Recent reports detailed TSMC’s decision to exit the solar manufacturing business. Another thin-film company gone.

What happened to all the thin film hoopla when First Solar was the world’s No. 1 solar company a few years ago? First Solar was the first to $1.00 per watt, first with 1 gigawatt of production, and the first to costs of $0.90 per watt, $0.80 per watt, $0.70 per watt, $0.60 per watt -- you get the idea. At that time, forecasts almost unanimously proclaimed that thin film was the future of solar.

So what happened? Were we all wrong? The answer is no.

The slide below shows what happened. This is the famous solar industry learning curve (our version of Moore’s law), but with one twist: it breaks out thin film versus silicon technology and shows cost versus total cumulative production.

What is really clear is that at every level of production, thin film is significantly cheaper than silicon. So how did silicon solar producers succeed at pushing so many thin film companies, including TSMC, out of the business? The answer is simple: they just added 40 gigawatts (or more) of capacity and relentlessly drove silicon costs down the volume curve. Thin film couldn’t catch up.

But what if someone just did for thin film what China did for silicon? What if someone drove thin-film costs relentlessly down the volume curve to beat China at its own game, but with a far superior technology? This is what TSMC wasn’t able to do. The company chose the right material with CIGS, but it licensed a decade-old technology from Stion that is slow and expensive. Developed in the old megawatt era of solar, this technology was just not able to scale as needed in today’s gigawatt market. TSMC’s own explanation agrees with this, stating its “lack of economies of scale led to a substantial cost disadvantage.”

So what is needed for thin film to meet its cost leadership destiny? It’s clear: massive scaling. The industry, the government, or some company needs to invest in a thin-film technology developed for the current gigawatt era of solar. Unfortunately, most thin-film companies (nearly 100 percent) have developed small-scale pilot lines of 20 megawatts to 40 megawatts in capacity, lacking the proper economy of scale.

The only thing the companies can prove with these pilot lines is that they are not economical. Unfortunately, most of the companies on GTM’s famous list of deceased solar companies have proven just that.  
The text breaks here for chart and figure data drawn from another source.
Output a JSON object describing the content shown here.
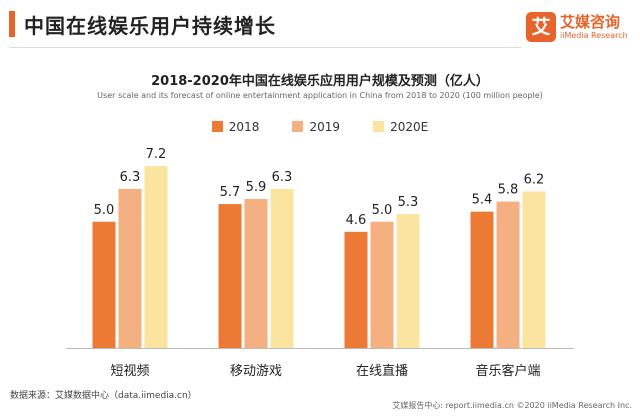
{
  "header": {
    "title": "中国在线娱乐用户持续增长",
    "logo_mark": "艾",
    "logo_name": "艾媒咨询",
    "logo_sub": "iiMedia Research"
  },
  "colors": {
    "accent": "#e8632b",
    "series": [
      "#ec7a35",
      "#f4b080",
      "#fbe3a0"
    ]
  },
  "chart_data": {
    "type": "bar",
    "title": "2018-2020年中国在线娱乐应用用户规模及预测（亿人）",
    "subtitle": "User scale and its forecast of online entertainment application in China from 2018 to 2020 (100 million people)",
    "categories": [
      "短视频",
      "移动游戏",
      "在线直播",
      "音乐客户端"
    ],
    "series": [
      {
        "name": "2018",
        "values": [
          5.0,
          5.7,
          4.6,
          5.4
        ]
      },
      {
        "name": "2019",
        "values": [
          6.3,
          5.9,
          5.0,
          5.8
        ]
      },
      {
        "name": "2020E",
        "values": [
          7.2,
          6.3,
          5.3,
          6.2
        ]
      }
    ],
    "value_labels": [
      [
        "5.0",
        "5.7",
        "4.6",
        "5.4"
      ],
      [
        "6.3",
        "5.9",
        "5.0",
        "5.8"
      ],
      [
        "7.2",
        "6.3",
        "5.3",
        "6.2"
      ]
    ],
    "ylim": [
      0,
      8
    ],
    "grid": false,
    "legend_position": "top-center"
  },
  "footer": {
    "source": "数据来源：艾媒数据中心（data.iimedia.cn）",
    "copyright": "艾媒报告中心: report.iimedia.cn  ©2020  iiMedia Research Inc."
  }
}
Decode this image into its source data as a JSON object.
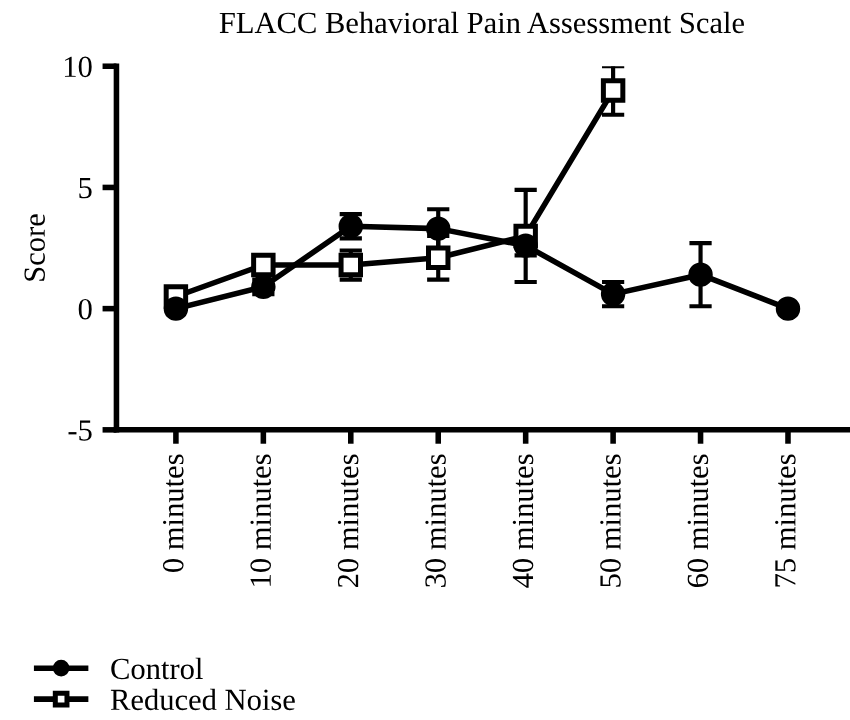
{
  "chart_data": {
    "type": "line",
    "title": "FLACC Behavioral Pain Assessment Scale",
    "ylabel": "Score",
    "categories": [
      "0 minutes",
      "10 minutes",
      "20 minutes",
      "30 minutes",
      "40 minutes",
      "50 minutes",
      "60 minutes",
      "75 minutes"
    ],
    "series": [
      {
        "name": "Control",
        "color": "#000000",
        "marker": "circle",
        "values": [
          0.0,
          0.9,
          3.4,
          3.3,
          2.6,
          0.6,
          1.4,
          0.0
        ],
        "errors": [
          0.1,
          0.3,
          0.5,
          0.8,
          0.4,
          0.5,
          1.3,
          0.1
        ]
      },
      {
        "name": "Reduced Noise",
        "color": "#000000",
        "marker": "square",
        "values": [
          0.5,
          1.8,
          1.8,
          2.1,
          3.0,
          9.0,
          null,
          null
        ],
        "errors": [
          0.2,
          0.3,
          0.6,
          0.9,
          1.9,
          1.0,
          null,
          null
        ]
      }
    ],
    "ylim": [
      -5,
      10
    ],
    "yticks": [
      -5,
      0,
      5,
      10
    ],
    "grid": false,
    "legend": "bottom left",
    "line_style": "solid"
  }
}
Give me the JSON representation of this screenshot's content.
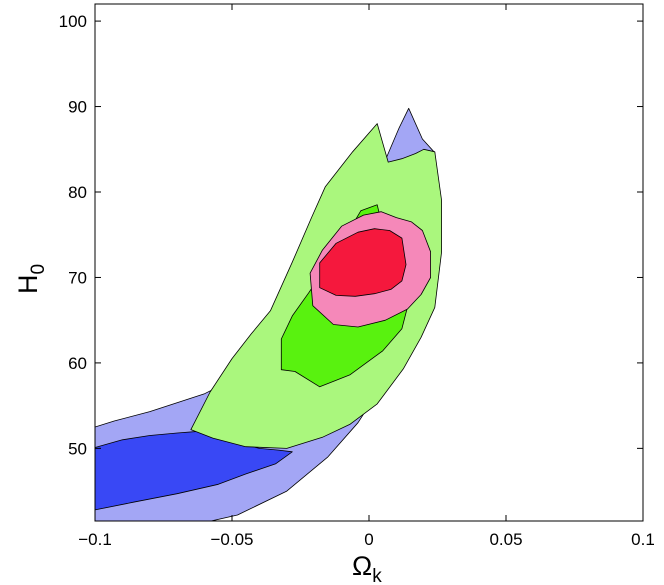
{
  "chart_data": {
    "type": "contour",
    "xlabel": "Ω",
    "xlabel_sub": "k",
    "ylabel": "H",
    "ylabel_sub": "0",
    "xlim": [
      -0.1,
      0.1
    ],
    "ylim": [
      41.5,
      102
    ],
    "xticks": [
      -0.1,
      -0.05,
      0,
      0.05,
      0.1
    ],
    "xtick_labels": [
      "−0.1",
      "−0.05",
      "0",
      "0.05",
      "0.1"
    ],
    "yticks": [
      50,
      60,
      70,
      80,
      90,
      100
    ],
    "ytick_labels": [
      "50",
      "60",
      "70",
      "80",
      "90",
      "100"
    ],
    "grid": false,
    "regions": [
      {
        "fill": "#a3a6f5",
        "points": [
          [
            -0.1,
            52.5
          ],
          [
            -0.093,
            53.2
          ],
          [
            -0.08,
            54.3
          ],
          [
            -0.06,
            56.4
          ],
          [
            -0.05,
            58
          ],
          [
            -0.042,
            59.6
          ],
          [
            -0.034,
            62
          ],
          [
            -0.024,
            65.6
          ],
          [
            -0.016,
            69.8
          ],
          [
            -0.01,
            74.5
          ],
          [
            -0.002,
            79
          ],
          [
            0.005,
            83
          ],
          [
            0.011,
            87.5
          ],
          [
            0.0145,
            89.8
          ],
          [
            0.0195,
            86.2
          ],
          [
            0.024,
            84.6
          ],
          [
            0.025,
            80
          ],
          [
            0.024,
            73
          ],
          [
            0.018,
            67
          ],
          [
            0.012,
            61.8
          ],
          [
            0.004,
            57
          ],
          [
            -0.004,
            53
          ],
          [
            -0.015,
            49
          ],
          [
            -0.03,
            45
          ],
          [
            -0.048,
            42.2
          ],
          [
            -0.07,
            40.6
          ],
          [
            -0.1,
            40.8
          ]
        ]
      },
      {
        "fill": "#3948f5",
        "points": [
          [
            -0.1,
            50.1
          ],
          [
            -0.09,
            51
          ],
          [
            -0.08,
            51.5
          ],
          [
            -0.07,
            51.8
          ],
          [
            -0.062,
            52
          ],
          [
            -0.048,
            50.7
          ],
          [
            -0.04,
            50
          ],
          [
            -0.033,
            49.8
          ],
          [
            -0.028,
            49.6
          ],
          [
            -0.034,
            48.2
          ],
          [
            -0.045,
            47
          ],
          [
            -0.055,
            45.8
          ],
          [
            -0.07,
            44.7
          ],
          [
            -0.086,
            43.7
          ],
          [
            -0.1,
            42.8
          ]
        ]
      },
      {
        "fill": "#aaf77d",
        "points": [
          [
            -0.065,
            52.2
          ],
          [
            -0.058,
            56.6
          ],
          [
            -0.05,
            60.5
          ],
          [
            -0.043,
            63.4
          ],
          [
            -0.036,
            66.1
          ],
          [
            -0.028,
            71.8
          ],
          [
            -0.021,
            77
          ],
          [
            -0.016,
            80.6
          ],
          [
            -0.006,
            84.7
          ],
          [
            0.003,
            88
          ],
          [
            0.007,
            83.5
          ],
          [
            0.012,
            83.9
          ],
          [
            0.017,
            84.5
          ],
          [
            0.02,
            85
          ],
          [
            0.024,
            84.7
          ],
          [
            0.0265,
            79
          ],
          [
            0.0265,
            73
          ],
          [
            0.024,
            66.5
          ],
          [
            0.019,
            63
          ],
          [
            0.0125,
            59.3
          ],
          [
            0.003,
            55.2
          ],
          [
            -0.007,
            52.8
          ],
          [
            -0.017,
            51.3
          ],
          [
            -0.03,
            50
          ],
          [
            -0.045,
            50.2
          ],
          [
            -0.057,
            51.2
          ]
        ]
      },
      {
        "fill": "#59f20f",
        "points": [
          [
            -0.032,
            59.2
          ],
          [
            -0.032,
            62.8
          ],
          [
            -0.028,
            65.5
          ],
          [
            -0.022,
            68.2
          ],
          [
            -0.01,
            74
          ],
          [
            -0.003,
            77.8
          ],
          [
            0.003,
            78.5
          ],
          [
            0.006,
            74.5
          ],
          [
            0.01,
            69.5
          ],
          [
            0.014,
            66.5
          ],
          [
            0.012,
            64
          ],
          [
            0.005,
            61.4
          ],
          [
            -0.007,
            58.6
          ],
          [
            -0.018,
            57.2
          ],
          [
            -0.027,
            59
          ]
        ]
      },
      {
        "fill": "#f588b9",
        "points": [
          [
            -0.0205,
            66.7
          ],
          [
            -0.0215,
            70.5
          ],
          [
            -0.017,
            73.2
          ],
          [
            -0.01,
            76
          ],
          [
            -0.002,
            77.3
          ],
          [
            0.0045,
            77.7
          ],
          [
            0.01,
            77
          ],
          [
            0.0155,
            76.5
          ],
          [
            0.0195,
            75.5
          ],
          [
            0.0225,
            73
          ],
          [
            0.0225,
            70
          ],
          [
            0.019,
            68
          ],
          [
            0.014,
            66.3
          ],
          [
            0.006,
            65
          ],
          [
            -0.004,
            64.2
          ],
          [
            -0.013,
            64.5
          ]
        ]
      },
      {
        "fill": "#f5183d",
        "points": [
          [
            -0.018,
            68.8
          ],
          [
            -0.018,
            71.7
          ],
          [
            -0.012,
            74
          ],
          [
            -0.004,
            75.3
          ],
          [
            0.002,
            75.7
          ],
          [
            0.0075,
            75.5
          ],
          [
            0.012,
            74.6
          ],
          [
            0.0135,
            71.5
          ],
          [
            0.012,
            69.6
          ],
          [
            0.008,
            68.6
          ],
          [
            0.002,
            68.1
          ],
          [
            -0.005,
            67.8
          ],
          [
            -0.012,
            67.9
          ]
        ]
      }
    ]
  }
}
To compete with the substantial lead that silicon has developed, we should be thinking about a pilot line with 10 times the capacity of current pilot lines -- 200 megawatts to 400 megawatts is appropriate. Detailed economic cost models show that such a pilot line could achieve module costs between $0.25 and 0.35 per watt (depending on location and other conditions). If the thin film industry could rally around and execute such a concept, earlier predictions of thin film’s ascendency could come true. We just have to do what TSMC Solar didn’t do: achieve scale.